It is not the task of Christianity to provide easy answers to every question, but to make us progressively aware of a mystery. God is not so much the object of our knowledge as the cause of our wonder. -Kallistos Ware
As is my habit, I awaken early every morning before Fred is up, even before the sun is up. It is my intent to spend that early morning time drawing closer to God. I read the Bible, I listen to hymns, I read what others have written about relationship with God. And yet, at times I feel empty, devoid of any divine experience.
Sometimes it’s all just mundane reading. On some days, I may as well be meditating on the postman or the bug man. It’s not supposed to be that way, I know, but I am often filled with questions about how to draw close to God in a meaningful way. And then I ran across the quotation written by Kallistos Ware.

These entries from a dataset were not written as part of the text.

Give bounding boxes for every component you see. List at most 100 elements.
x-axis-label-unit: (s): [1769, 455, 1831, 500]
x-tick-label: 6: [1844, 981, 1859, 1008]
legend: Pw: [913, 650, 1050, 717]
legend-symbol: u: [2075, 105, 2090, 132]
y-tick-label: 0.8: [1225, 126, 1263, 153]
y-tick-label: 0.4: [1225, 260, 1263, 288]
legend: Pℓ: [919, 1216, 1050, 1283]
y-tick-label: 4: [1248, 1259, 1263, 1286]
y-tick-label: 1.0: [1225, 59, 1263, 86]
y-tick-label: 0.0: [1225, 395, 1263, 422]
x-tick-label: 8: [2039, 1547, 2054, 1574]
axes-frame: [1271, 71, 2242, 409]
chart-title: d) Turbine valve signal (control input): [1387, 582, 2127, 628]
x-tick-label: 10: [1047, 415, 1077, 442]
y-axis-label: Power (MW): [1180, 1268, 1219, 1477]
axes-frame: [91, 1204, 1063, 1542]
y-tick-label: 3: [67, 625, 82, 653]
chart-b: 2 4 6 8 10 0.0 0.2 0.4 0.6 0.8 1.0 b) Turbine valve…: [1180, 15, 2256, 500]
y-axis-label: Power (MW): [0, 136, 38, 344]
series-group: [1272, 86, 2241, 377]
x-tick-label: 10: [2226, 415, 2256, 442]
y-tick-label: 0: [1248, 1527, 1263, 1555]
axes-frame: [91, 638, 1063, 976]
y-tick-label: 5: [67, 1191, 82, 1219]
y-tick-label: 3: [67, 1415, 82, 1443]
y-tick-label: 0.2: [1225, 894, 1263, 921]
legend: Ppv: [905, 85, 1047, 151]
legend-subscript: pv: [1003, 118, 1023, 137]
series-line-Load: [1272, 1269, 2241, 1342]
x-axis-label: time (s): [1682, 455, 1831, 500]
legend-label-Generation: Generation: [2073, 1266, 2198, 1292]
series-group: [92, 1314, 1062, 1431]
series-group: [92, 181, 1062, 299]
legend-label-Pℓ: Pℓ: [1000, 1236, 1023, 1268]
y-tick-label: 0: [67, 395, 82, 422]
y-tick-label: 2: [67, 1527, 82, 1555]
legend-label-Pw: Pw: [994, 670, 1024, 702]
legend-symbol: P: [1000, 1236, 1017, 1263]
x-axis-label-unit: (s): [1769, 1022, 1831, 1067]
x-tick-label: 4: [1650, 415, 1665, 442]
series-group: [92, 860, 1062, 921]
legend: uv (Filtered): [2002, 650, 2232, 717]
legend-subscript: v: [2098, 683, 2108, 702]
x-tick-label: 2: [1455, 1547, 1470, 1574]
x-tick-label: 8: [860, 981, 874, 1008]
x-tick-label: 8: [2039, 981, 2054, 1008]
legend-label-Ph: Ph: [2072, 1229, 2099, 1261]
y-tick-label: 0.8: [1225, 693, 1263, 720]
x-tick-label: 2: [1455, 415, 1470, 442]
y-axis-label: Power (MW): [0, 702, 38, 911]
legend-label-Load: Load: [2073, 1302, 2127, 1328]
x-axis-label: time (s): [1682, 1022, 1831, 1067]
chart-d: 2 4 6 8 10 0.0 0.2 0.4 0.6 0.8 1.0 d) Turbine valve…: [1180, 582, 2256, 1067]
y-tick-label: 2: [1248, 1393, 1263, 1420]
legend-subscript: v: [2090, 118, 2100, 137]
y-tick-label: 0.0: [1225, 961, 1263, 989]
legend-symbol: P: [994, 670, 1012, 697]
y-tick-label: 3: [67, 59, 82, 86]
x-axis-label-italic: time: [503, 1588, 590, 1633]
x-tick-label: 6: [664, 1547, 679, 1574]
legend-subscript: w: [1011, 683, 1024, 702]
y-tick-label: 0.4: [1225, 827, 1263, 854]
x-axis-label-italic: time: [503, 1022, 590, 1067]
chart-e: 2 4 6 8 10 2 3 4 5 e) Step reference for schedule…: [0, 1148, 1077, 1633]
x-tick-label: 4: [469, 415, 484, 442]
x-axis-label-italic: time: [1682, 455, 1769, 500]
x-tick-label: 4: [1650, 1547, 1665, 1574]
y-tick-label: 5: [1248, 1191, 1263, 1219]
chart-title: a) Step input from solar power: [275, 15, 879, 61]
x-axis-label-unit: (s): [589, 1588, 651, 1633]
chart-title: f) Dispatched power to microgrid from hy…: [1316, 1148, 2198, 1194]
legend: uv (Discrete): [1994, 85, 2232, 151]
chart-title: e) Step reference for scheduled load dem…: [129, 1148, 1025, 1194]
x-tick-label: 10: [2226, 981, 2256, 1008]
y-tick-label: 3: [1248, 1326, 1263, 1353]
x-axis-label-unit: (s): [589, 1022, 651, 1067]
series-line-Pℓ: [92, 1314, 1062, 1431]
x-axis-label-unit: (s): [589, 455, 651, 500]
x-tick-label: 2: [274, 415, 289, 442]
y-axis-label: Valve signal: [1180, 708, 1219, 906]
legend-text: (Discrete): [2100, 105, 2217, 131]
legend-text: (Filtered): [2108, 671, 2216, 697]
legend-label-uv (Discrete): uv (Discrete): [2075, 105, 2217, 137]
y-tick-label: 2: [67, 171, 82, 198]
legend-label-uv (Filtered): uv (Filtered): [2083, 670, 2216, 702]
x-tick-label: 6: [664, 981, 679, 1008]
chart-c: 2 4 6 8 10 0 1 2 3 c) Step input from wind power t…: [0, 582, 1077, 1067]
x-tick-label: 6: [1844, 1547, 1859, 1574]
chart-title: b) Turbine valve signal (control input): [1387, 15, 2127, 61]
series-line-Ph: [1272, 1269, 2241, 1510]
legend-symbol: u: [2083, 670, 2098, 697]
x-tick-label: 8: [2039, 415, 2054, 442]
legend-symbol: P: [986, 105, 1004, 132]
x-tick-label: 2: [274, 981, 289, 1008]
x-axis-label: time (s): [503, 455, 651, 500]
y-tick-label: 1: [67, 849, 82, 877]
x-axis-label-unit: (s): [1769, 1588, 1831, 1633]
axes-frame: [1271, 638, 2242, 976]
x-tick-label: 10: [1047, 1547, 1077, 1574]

Becoming progressively aware of the mystery of God, as he puts it, seems to be my sticking point. When he says that “God is not so much the object of our knowledge as the cause of our wonder,” I am taken aback by the truth. It’s not about my reading and studying. It’s not about the knowledge I acquire about the Bible and other readings. It’s about discovering God anew every day in my spirit, not so much in my head. It’s about contemplating the mystery of God and allowing that contemplation to change me from within.
Perhaps it is more about sunrises than about scripture passages. Perhaps it is more about nature’s beauty than about philosophers’ writings. Perhaps it is more about my soul than about my brain. Perhaps it is not so much about my knowledge about God, but more about God as a mystery. Perhaps it is not so much about God as a divine friend, but more about God as the object of my wonder.
I think I’m on to something, maybe something life changing.